When Tracy Cushing first learned a small lump in her breast was ER+ invasive lobular carcinoma (ILC), she knew immediately that she wanted a double mastectomy. “I just wanted to get my life back with one-and-done surgery, and I was happy with that,” Tracy says.  

Even though her healthcare team pushed back, Tracy eventually got the surgery she asked for. To further reduce her risk of recurrence, her doctor recommended surgical menopause, or surgical removal of her ovaries, and an aromatase inhibitor (AI) instead of chemotherapy.  

Since chemotherapy wasn’t recommended for her cancer, Tracy began to research other treatment options. “I just really wanted to make it my business to know everything I could about this disease so that I could advocate for myself,” she explains. 

Tracy approached her doctor about a potential new treatment for early ER+ breast cancer called a CDK4/6 inhibitor, which is designed to interrupt the growth of cancer cells. Even though CDK4/6 inhibitors weren’t available at that time for patients with early ER+ breast cancer, she had read promising results about these new drugs from the monarchE clinical trial.  

New Strategies for Treating Early ER+ Breast Cancer 

CDK4/6 inhibitors are just one of several new types of drugs that researchers are investigating for treatment of early ER+ breast cancer. Through studies like the monarchE trial and the NATALEE trial, patients like Tracy are seeing promising results from a combined treatment of CDK4/6 inhibitors and hormone therapies.   

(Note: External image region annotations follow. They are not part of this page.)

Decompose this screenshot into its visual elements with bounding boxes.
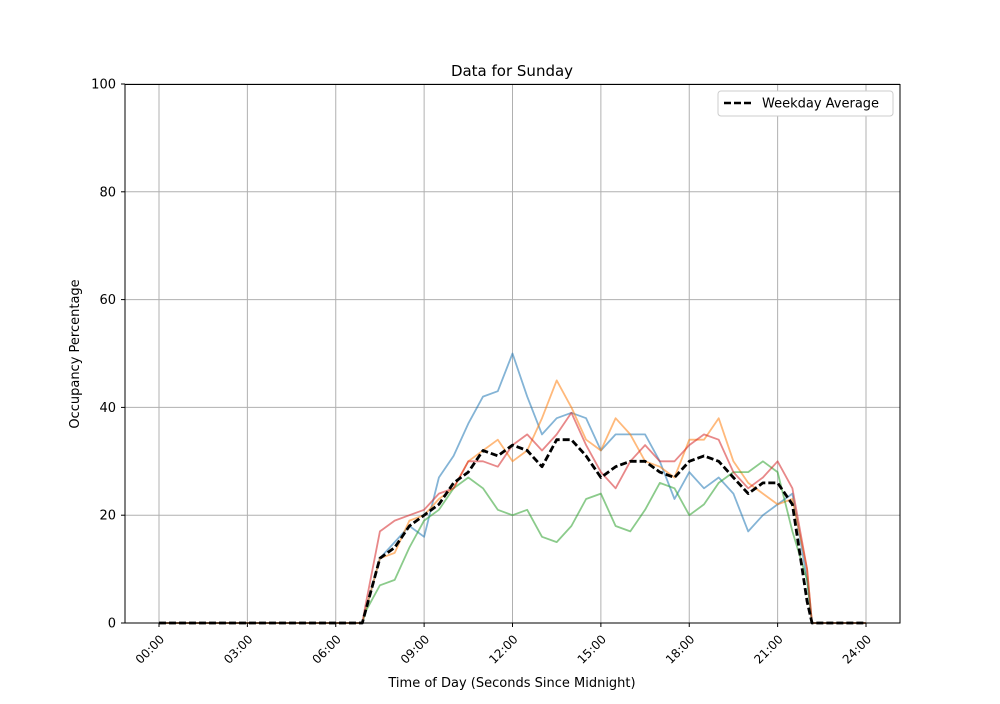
y-tick-label: 0 bbox=[108, 617, 116, 632]
y-tick-label: 60 bbox=[99, 293, 116, 308]
x-axis-label: Time of Day (Seconds Since Midnight) bbox=[387, 676, 635, 691]
series-line-2 bbox=[159, 379, 866, 624]
x-tick-label: 03:00 bbox=[221, 632, 255, 666]
y-tick-label: 80 bbox=[99, 185, 116, 200]
legend-label-weekday-average: Weekday Average bbox=[762, 97, 879, 112]
y-tick-label: 100 bbox=[91, 78, 116, 93]
x-tick-label: 00:00 bbox=[133, 632, 167, 666]
y-tick-label: 20 bbox=[99, 509, 116, 524]
y-tick-label: 40 bbox=[99, 401, 116, 416]
x-tick-label: 21:00 bbox=[751, 632, 785, 666]
series-line-4 bbox=[159, 411, 866, 624]
x-tick-label: 24:00 bbox=[840, 632, 874, 666]
x-tick-label: 18:00 bbox=[663, 632, 697, 666]
x-tick-label: 09:00 bbox=[398, 632, 432, 666]
legend-box bbox=[717, 90, 894, 117]
x-axis: 00:00 03:00 06:00 09:00 12:00 15:00 18:00 21:00… bbox=[133, 623, 874, 667]
y-axis-label: Occupancy Percentage bbox=[68, 279, 83, 428]
legend: Weekday Average bbox=[717, 90, 894, 117]
series-line-1 bbox=[159, 352, 866, 624]
x-tick-label: 06:00 bbox=[310, 632, 344, 666]
series-line-weekday-average bbox=[159, 438, 866, 625]
chart-title: Data for Sunday bbox=[451, 62, 573, 80]
x-tick-label: 15:00 bbox=[575, 632, 609, 666]
x-tick-label: 12:00 bbox=[486, 632, 520, 666]
series-lines bbox=[159, 352, 866, 625]
y-axis: 0 20 40 60 80 100 bbox=[91, 78, 125, 632]
series-line-3 bbox=[159, 460, 866, 624]
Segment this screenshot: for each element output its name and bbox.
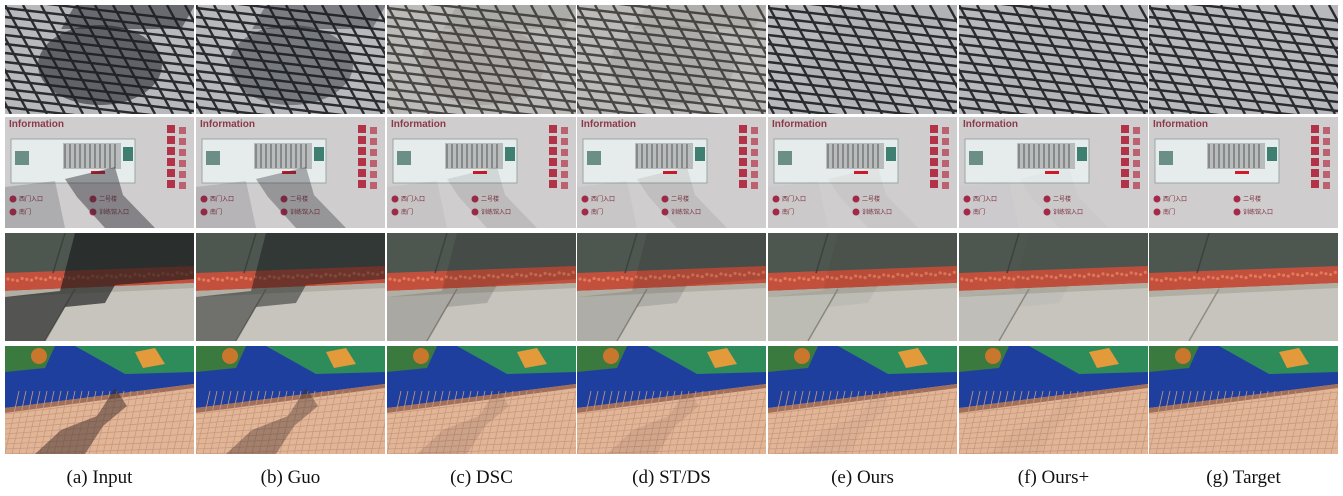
- caption-oursp: (f) Ours+: [1017, 467, 1090, 488]
- caption-target: (g) Target: [1206, 467, 1281, 488]
- grid-tiles-input-image: [5, 5, 194, 114]
- pavement-curb-target-image: [1149, 233, 1338, 341]
- svg-text:训练馆入口: 训练馆入口: [1243, 208, 1273, 216]
- grid-tiles-ours-image: [768, 5, 957, 114]
- svg-text:Information: Information: [9, 119, 64, 130]
- caption-guo: (b) Guo: [260, 467, 321, 488]
- mosaic-wall-input-image: [5, 346, 194, 454]
- grid-tiles-dsc-image: [387, 5, 576, 114]
- pavement-curb-guo-image: [196, 233, 385, 341]
- svg-text:南门: 南门: [782, 208, 794, 216]
- pavement-curb-ours-image: [768, 233, 957, 341]
- grid-tiles-guo-image: [196, 5, 385, 114]
- svg-text:南门: 南门: [973, 208, 985, 216]
- svg-text:西门入口: 西门入口: [591, 195, 615, 203]
- svg-text:二号楼: 二号楼: [1053, 195, 1071, 203]
- svg-text:南门: 南门: [591, 208, 603, 216]
- svg-text:二号楼: 二号楼: [862, 195, 880, 203]
- svg-text:二号楼: 二号楼: [290, 195, 308, 203]
- svg-text:西门入口: 西门入口: [19, 195, 43, 203]
- svg-text:西门入口: 西门入口: [1163, 195, 1187, 203]
- information-sign-stds-image: Information 西门入口 二号楼南门 训练馆入口: [577, 117, 766, 228]
- information-sign-oursp-image: Information 西门入口 二号楼南门 训练馆入口: [959, 117, 1148, 228]
- caption-stds: (d) ST/DS: [632, 467, 711, 488]
- mosaic-wall-target-image: [1149, 346, 1338, 454]
- caption-ours: (e) Ours: [831, 467, 894, 488]
- information-sign-guo-image: Information 西门入口 二号楼南门 训练馆入口: [196, 117, 385, 228]
- svg-text:西门入口: 西门入口: [782, 195, 806, 203]
- svg-text:西门入口: 西门入口: [210, 195, 234, 203]
- svg-text:二号楼: 二号楼: [481, 195, 499, 203]
- mosaic-wall-guo-image: [196, 346, 385, 454]
- svg-text:二号楼: 二号楼: [671, 195, 689, 203]
- svg-text:Information: Information: [200, 119, 255, 130]
- pavement-curb-oursp-image: [959, 233, 1148, 341]
- svg-text:训练馆入口: 训练馆入口: [99, 208, 129, 216]
- information-sign-target-image: Information 西门入口 二号楼南门 训练馆入口: [1149, 117, 1338, 228]
- svg-text:Information: Information: [391, 119, 446, 130]
- svg-text:二号楼: 二号楼: [99, 195, 117, 203]
- information-sign-ours-image: Information 西门入口 二号楼南门 训练馆入口: [768, 117, 957, 228]
- svg-text:训练馆入口: 训练馆入口: [290, 208, 320, 216]
- svg-text:Information: Information: [772, 119, 827, 130]
- svg-text:南门: 南门: [210, 208, 222, 216]
- svg-text:训练馆入口: 训练馆入口: [862, 208, 892, 216]
- mosaic-wall-dsc-image: [387, 346, 576, 454]
- svg-text:西门入口: 西门入口: [973, 195, 997, 203]
- information-sign-input-image: Information 西门入口 二号楼南门 训练馆入口: [5, 117, 194, 228]
- pavement-curb-stds-image: [577, 233, 766, 341]
- mosaic-wall-ours-image: [768, 346, 957, 454]
- caption-input: (a) Input: [66, 467, 133, 488]
- mosaic-wall-oursp-image: [959, 346, 1148, 454]
- information-sign-dsc-image: Information 西门入口 二号楼南门 训练馆入口: [387, 117, 576, 228]
- svg-text:二号楼: 二号楼: [1243, 195, 1261, 203]
- svg-text:Information: Information: [963, 119, 1018, 130]
- svg-text:Information: Information: [1153, 119, 1208, 130]
- grid-tiles-oursp-image: [959, 5, 1148, 114]
- svg-text:南门: 南门: [1163, 208, 1175, 216]
- svg-text:Information: Information: [581, 119, 636, 130]
- svg-text:西门入口: 西门入口: [401, 195, 425, 203]
- grid-tiles-target-image: [1149, 5, 1338, 114]
- svg-text:南门: 南门: [19, 208, 31, 216]
- pavement-curb-dsc-image: [387, 233, 576, 341]
- pavement-curb-input-image: [5, 233, 194, 341]
- svg-text:训练馆入口: 训练馆入口: [481, 208, 511, 216]
- grid-tiles-stds-image: [577, 5, 766, 114]
- mosaic-wall-stds-image: [577, 346, 766, 454]
- svg-text:训练馆入口: 训练馆入口: [1053, 208, 1083, 216]
- svg-text:训练馆入口: 训练馆入口: [671, 208, 701, 216]
- svg-text:南门: 南门: [401, 208, 413, 216]
- caption-dsc: (c) DSC: [450, 467, 513, 488]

In the monarchE trial, researchers found ER+ patients who were given a treatment of hormone therapy plus a CDK4/6 inhibitor called abemeciclib had about one third fewer recurrences than those who had hormone therapy only. In the NATALEE trial, another treatment pairing of a CDK4/6 inhibitor called ribociclib plus a hormone therapy, is already showing a 25% reduction in risk of recurrence for patients with early ER+ breast cancer, when compared to hormone therapy alone. 

Other drugs that are being studied for their potential to prevent recurrence include oral selective estrogen receptor degraders (SERDs), which “chew up” the estrogen receptor in cancer cells, and immunotherapies, which stimulate the body’s own immune system to kill the cancer cells.  

While researchers are excited about how these drugs have performed in early studies, they also acknowledge more data is needed to determine how effective they will be across diverse groups of patients. 

“I think the challenge has been picking out those patients who are at higher risk of recurrence, and can we figure out from the biology of the cancers which patients are those who are going to have their cancer potentially recur, and how can we prevent that.” Dr. Tolaney says. 

The Power of Self-Advocacy 

The risk of recurrence and progression to metastatic breast cancer is a source of fear and uncertainty for many patients. As Tracy explains, there is a theoretical question many patients face – how much of a treatment and/or side effects are worth having to ensure the cancer doesn’t come back? This is a very personal decision, and one that often requires additional research and self-advocacy.  

“A lot of women opt not to take hormone blockers sometimes because they feel the side effects are not worth it,” Tracy says. “Personally, for me, I’ll do just about anything to prevent my cancer from coming back.” 

To determine the best treatment options with your doctor, Tracy recommends talking to other patients, talking to advocates, knowing the right questions to ask and being as informed as possible.  

“I would rather live to a ripe old age and die of something other than breast cancer, if possible,” she says. “If I make it to my 80s and I look back and I never have to deal with breast cancer again, I will be completely happy that I did all the things, including a CDK4/6 inhibitor, AIs and surgery – all the things.”